The right to live by one’s personal convictions – even if they are not popular – made the headlines in a couple of Associated Press stories last week; one originated in the world of college theater; the other in the halls of Congress.
While most actors and actresses have accepted the increasingly flagrant use of four letter words and the taking of the Lord’s name in vain in plays and movies, at least one student objected. Christina Axson-Flynn of Utah, wanted to study theater at the university, but she did not want to talk that way, not even in a play. Her theater professor was not pleased. Fearing retaliation, she withdrew from the university and eventually sued the university in federal court, accusing it of violating her to right to freedom of speech and religion. While some protest that they have a right to say what they want, Axson-Flynn insisted that she should have the right to study without having to say personally objectionable words.
Last week, after six years, the university agreed to let students opt out of activities that conflict with their religious belief. Axson-Flynn will be reimbursed for her lost tuition and can re-enroll if she wishes. She plans, however, to attend a different school.
The school’s attorney John Morris sought to ease some professors’ fears that under the settlement, students would be able pressure faculty to change the curriculum. Morris explained that under the settlement, a student’s request to be excused from a class exercise on the grounds of religion is allowed, as it was in the past. However, the settlement establishes a policy that the student needs the approval of a professor, a dean or a university vice president to be excused for religious reasons.
Axson-Flynn does not expect that her religious beliefs about language will interfere with her career choice. After all, both of her parents are successful actors and they hold similar religious beliefs.
A few more like that in the profession would go a long ways towards reducing the verbal cringe factor at the movies.
In Washington, one man is trying to make a difference for health care providers whose personal convictions will not allow them to support abortion. Rep. Dave Weldon, R-Fla., proposed an amendment to next year’s $142.5 billion health, education and labor programs that would making it easier for hospitals, health insurers and others to refuse to provide or cover abortions, even if they do receive federal funds.
As the law now stands, providers must tell women with an unwanted pregnancy that abortion is an option. Weldon’s amendment would also prohibit any level of governmental agency from receiving federal funding if they take action against a health care provider, hospital, health insurer or managed care organization which does not cover, provide or make references for abortions.

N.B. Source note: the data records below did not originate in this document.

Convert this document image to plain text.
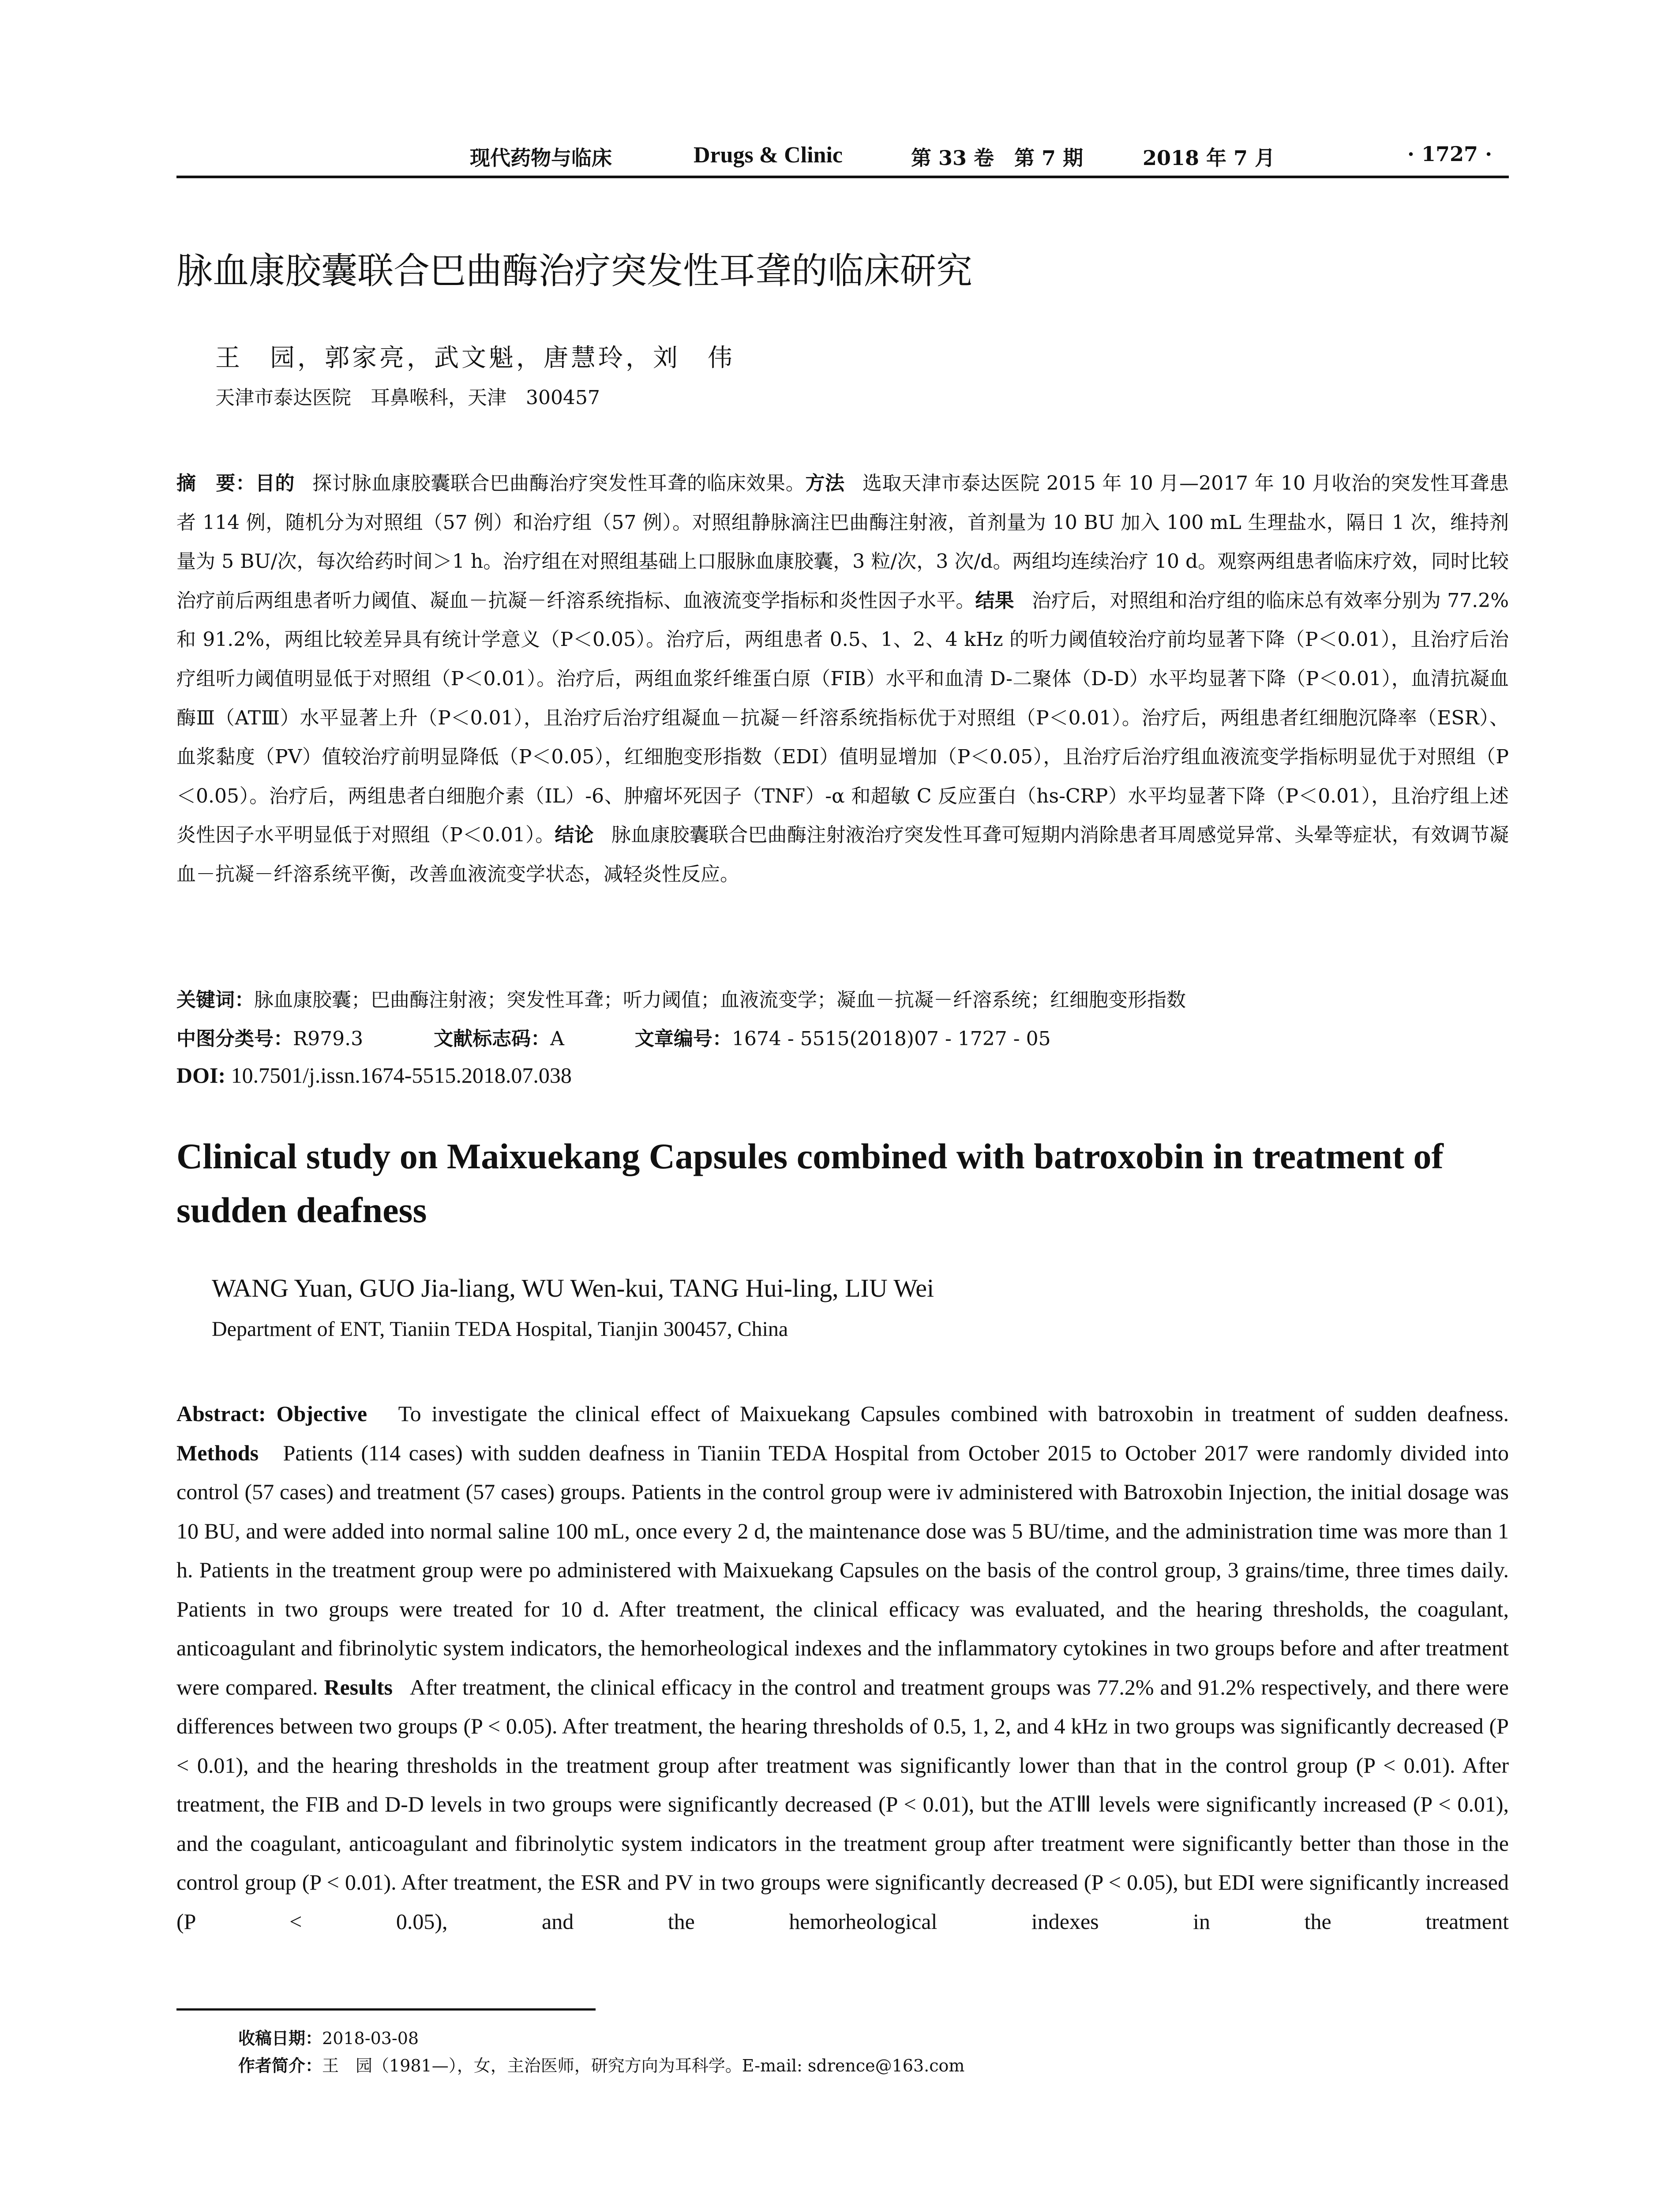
现代药物与临床	Drugs & Clinic	第 33 卷　第 7 期	2018 年 7 月	· 1727 ·
脉血康胶囊联合巴曲酶治疗突发性耳聋的临床研究
王　园，郭家亮，武文魁，唐慧玲，刘　伟
天津市泰达医院　耳鼻喉科，天津　300457
摘　要：目的 探讨脉血康胶囊联合巴曲酶治疗突发性耳聋的临床效果。方法 选取天津市泰达医院 2015 年 10 月—2017 年 10 月收治的突发性耳聋患者 114 例，随机分为对照组（57 例）和治疗组（57 例）。对照组静脉滴注巴曲酶注射液，首剂量为 10 BU 加入 100 mL 生理盐水，隔日 1 次，维持剂量为 5 BU/次，每次给药时间＞1 h。治疗组在对照组基础上口服脉血康胶囊，3 粒/次，3 次/d。两组均连续治疗 10 d。观察两组患者临床疗效，同时比较治疗前后两组患者听力阈值、凝血－抗凝－纤溶系统指标、血液流变学指标和炎性因子水平。结果 治疗后，对照组和治疗组的临床总有效率分别为 77.2%和 91.2%，两组比较差异具有统计学意义（P＜0.05）。治疗后，两组患者 0.5、1、2、4 kHz 的听力阈值较治疗前均显著下降（P＜0.01），且治疗后治疗组听力阈值明显低于对照组（P＜0.01）。治疗后，两组血浆纤维蛋白原（FIB）水平和血清 D-二聚体（D-D）水平均显著下降（P＜0.01），血清抗凝血酶Ⅲ（ATⅢ）水平显著上升（P＜0.01），且治疗后治疗组凝血－抗凝－纤溶系统指标优于对照组（P＜0.01）。治疗后，两组患者红细胞沉降率（ESR）、血浆黏度（PV）值较治疗前明显降低（P＜0.05），红细胞变形指数（EDI）值明显增加（P＜0.05），且治疗后治疗组血液流变学指标明显优于对照组（P＜0.05）。治疗后，两组患者白细胞介素（IL）-6、肿瘤坏死因子（TNF）-α 和超敏 C 反应蛋白（hs-CRP）水平均显著下降（P＜0.01），且治疗组上述炎性因子水平明显低于对照组（P＜0.01）。结论 脉血康胶囊联合巴曲酶注射液治疗突发性耳聋可短期内消除患者耳周感觉异常、头晕等症状，有效调节凝血－抗凝－纤溶系统平衡，改善血液流变学状态，减轻炎性反应。
关键词：脉血康胶囊；巴曲酶注射液；突发性耳聋；听力阈值；血液流变学；凝血－抗凝－纤溶系统；红细胞变形指数
中图分类号：R979.3	文献标志码：A	文章编号：1674 - 5515(2018)07 - 1727 - 05
DOI: 10.7501/j.issn.1674-5515.2018.07.038
Clinical study on Maixuekang Capsules combined with batroxobin in treatment of sudden deafness
WANG Yuan, GUO Jia-liang, WU Wen-kui, TANG Hui-ling, LIU Wei
Department of ENT, Tianiin TEDA Hospital, Tianjin 300457, China
Abstract: Objective To investigate the clinical effect of Maixuekang Capsules combined with batroxobin in treatment of sudden deafness. Methods Patients (114 cases) with sudden deafness in Tianiin TEDA Hospital from October 2015 to October 2017 were randomly divided into control (57 cases) and treatment (57 cases) groups. Patients in the control group were iv administered with Batroxobin Injection, the initial dosage was 10 BU, and were added into normal saline 100 mL, once every 2 d, the maintenance dose was 5 BU/time, and the administration time was more than 1 h. Patients in the treatment group were po administered with Maixuekang Capsules on the basis of the control group, 3 grains/time, three times daily. Patients in two groups were treated for 10 d. After treatment, the clinical efficacy was evaluated, and the hearing thresholds, the coagulant, anticoagulant and fibrinolytic system indicators, the hemorheological indexes and the inflammatory cytokines in two groups before and after treatment were compared. Results After treatment, the clinical efficacy in the control and treatment groups was 77.2% and 91.2% respectively, and there were differences between two groups (P < 0.05). After treatment, the hearing thresholds of 0.5, 1, 2, and 4 kHz in two groups was significantly decreased (P < 0.01), and the hearing thresholds in the treatment group after treatment was significantly lower than that in the control group (P < 0.01). After treatment, the FIB and D-D levels in two groups were significantly decreased (P < 0.01), but the ATⅢ levels were significantly increased (P < 0.01), and the coagulant, anticoagulant and fibrinolytic system indicators in the treatment group after treatment were significantly better than those in the control group (P < 0.01). After treatment, the ESR and PV in two groups were significantly decreased (P < 0.05), but EDI were significantly increased (P < 0.05), and the hemorheological indexes in the treatment
收稿日期：2018-03-08
作者简介：王　园（1981—），女，主治医师，研究方向为耳科学。E-mail: sdrence@163.com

“This is an issue of conscience,” said Weldon, who is a doctor.
His amendment is not a done deal, but last week it made it out of the House Appropriations Committee with voice vote pass after abortion-rights lawmakers, led by Rep. Nita Lowey, D-N.Y., concluded they lacked the votes to block the measure.
The bill still has to receive approval in the Senate – where the voting tends to lean towards pro-abortion. Nonetheless, one conscientious objector in the abortion battlefield – as it is addressed with daily in hospitals and doctors’ offices – has persisted in putting a doctor’s right to conscientious objection before Congress.
It is worth watching to see if the majority in Congress will continue to force other conscientious objectors choose between compromising their beliefs for economic reasons or to suffering economic loss for refusing sell out.